Nous croyons en une consolidation du marché à venir, qui a déjà commencé, et nous restons très alertes face à d’éventuelles opportunités d’acquisition, qui sont des facteurs potentiels de croissance pour Sharelock. En ce qui concerne les acteurs historiques, nous sommes convaincus de la pertinence de partenariats stratégiques entre acteurs innovants et experts, et grands courtiers sur la partie distribution d’une part, et assureurs traditionnels sur la partie produit d’autre part.
Quelles sont vos convictions ?
Chez Sharelock, nous sommes convaincus que la donnée, notamment nourrie par nos outils d’intelligence artificielle, est un levier très puissant pour proposer des solutions d’assurance adaptées aux besoins de nos clients. Ainsi nous proposons de réduire la franchise de nos assurés s’ils prennent une photo de leur vélo après l’avoir stationné grâce à l’application Sharelock. Avec plus de 60 000 photos de vélos stationnés récoltées et analysées en à peine un an, cette méthode nous permet de cultiver un dialogue fort, au centre d’une relation de confiance avec nos assurés, aussi de développer une compréhension fine de leurs usages et du risque associé.
Nous sommes également convaincus que l’assurance peut être un levier puissant de décarbonation. En effet, l’étude sur les assurés du vélo, que nous avons publiée en début d’année 2023, nous montre que l’assurance débloque l’usage du vélo au quotidien. Ainsi, ce sont près de 40% des assurés qui déclarent faire plus de vélo depuis qu’ils sont assurés, principalement au détriment de la voiture et des transports en commun. Nous avons calculé que cela représentait une économie de près de 6% des émissions directes de CO2. C’est significatif et cela donne un réel sens à notre quotidien.

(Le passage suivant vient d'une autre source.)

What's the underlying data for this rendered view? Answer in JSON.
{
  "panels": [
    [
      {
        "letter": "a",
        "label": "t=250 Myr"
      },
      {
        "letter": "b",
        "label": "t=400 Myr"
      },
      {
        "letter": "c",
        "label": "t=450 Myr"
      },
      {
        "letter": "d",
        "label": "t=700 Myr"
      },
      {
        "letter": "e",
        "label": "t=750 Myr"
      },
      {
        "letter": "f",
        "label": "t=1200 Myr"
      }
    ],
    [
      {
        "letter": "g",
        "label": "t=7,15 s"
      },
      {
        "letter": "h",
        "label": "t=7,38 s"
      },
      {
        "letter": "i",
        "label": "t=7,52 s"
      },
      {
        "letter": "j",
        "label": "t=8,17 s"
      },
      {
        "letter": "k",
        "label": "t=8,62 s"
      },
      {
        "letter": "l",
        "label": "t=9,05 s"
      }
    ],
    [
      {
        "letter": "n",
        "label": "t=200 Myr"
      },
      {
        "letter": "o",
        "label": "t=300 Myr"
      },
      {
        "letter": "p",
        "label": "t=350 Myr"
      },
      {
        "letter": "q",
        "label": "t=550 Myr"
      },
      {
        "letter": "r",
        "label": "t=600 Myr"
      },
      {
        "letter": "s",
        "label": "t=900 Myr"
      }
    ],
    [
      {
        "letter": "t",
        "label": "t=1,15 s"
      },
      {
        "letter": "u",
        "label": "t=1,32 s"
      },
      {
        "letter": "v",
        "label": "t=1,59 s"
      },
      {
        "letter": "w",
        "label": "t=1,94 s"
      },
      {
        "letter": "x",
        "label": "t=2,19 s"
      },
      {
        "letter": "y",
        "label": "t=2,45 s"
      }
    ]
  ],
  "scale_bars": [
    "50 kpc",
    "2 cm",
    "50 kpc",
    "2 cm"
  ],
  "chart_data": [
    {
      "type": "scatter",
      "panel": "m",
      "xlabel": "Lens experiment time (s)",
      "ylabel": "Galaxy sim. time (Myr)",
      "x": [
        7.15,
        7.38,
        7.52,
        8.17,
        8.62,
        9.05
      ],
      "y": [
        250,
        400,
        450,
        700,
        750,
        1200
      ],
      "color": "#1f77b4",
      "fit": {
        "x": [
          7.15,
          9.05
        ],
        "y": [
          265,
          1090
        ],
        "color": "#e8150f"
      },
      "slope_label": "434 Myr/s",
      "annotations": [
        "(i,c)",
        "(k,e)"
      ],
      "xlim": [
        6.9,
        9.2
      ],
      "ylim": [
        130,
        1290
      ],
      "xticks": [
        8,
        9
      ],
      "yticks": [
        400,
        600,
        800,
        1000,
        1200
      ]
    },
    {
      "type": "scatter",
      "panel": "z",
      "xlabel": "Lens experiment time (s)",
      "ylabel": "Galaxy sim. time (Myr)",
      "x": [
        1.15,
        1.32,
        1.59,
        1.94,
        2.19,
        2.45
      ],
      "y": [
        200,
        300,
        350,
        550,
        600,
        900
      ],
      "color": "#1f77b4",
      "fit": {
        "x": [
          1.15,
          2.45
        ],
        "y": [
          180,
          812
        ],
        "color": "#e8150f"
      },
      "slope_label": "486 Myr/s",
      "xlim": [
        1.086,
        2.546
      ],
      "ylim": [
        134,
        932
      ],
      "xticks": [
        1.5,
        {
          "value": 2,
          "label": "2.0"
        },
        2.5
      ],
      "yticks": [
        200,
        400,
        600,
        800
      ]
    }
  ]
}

Vous faîtes partie d’Insurtech France*, l’association de la tech et de l’assurance. Quelle est son apport pour les acteurs du secteur ?
Insurtech France, c’est avant tout une superbe plateforme d’échanges, de légitimité et de visibilité, avec de nombreuses opportunités de rencontre et de collaboration entre les acteurs traditionnels de l’industrie et les nouveaux entrants. Des projets peuvent naître de ce foisonnement. Par exemple, Sharelock est à l’initiative d’une plateforme technologique anti-fraude sur le segment du vélo, à laquelle sont déjà adhérents près d’une dizaine d’acteurs de l’assurance vélo, et qui nous permet déjà d’identifier des fraudeurs ; c’est une réelle contribution au secteur tout entier de l’assurance vélo.
*Voir interview de Pierre Bonodot, secrétaire général d’Insurtech France.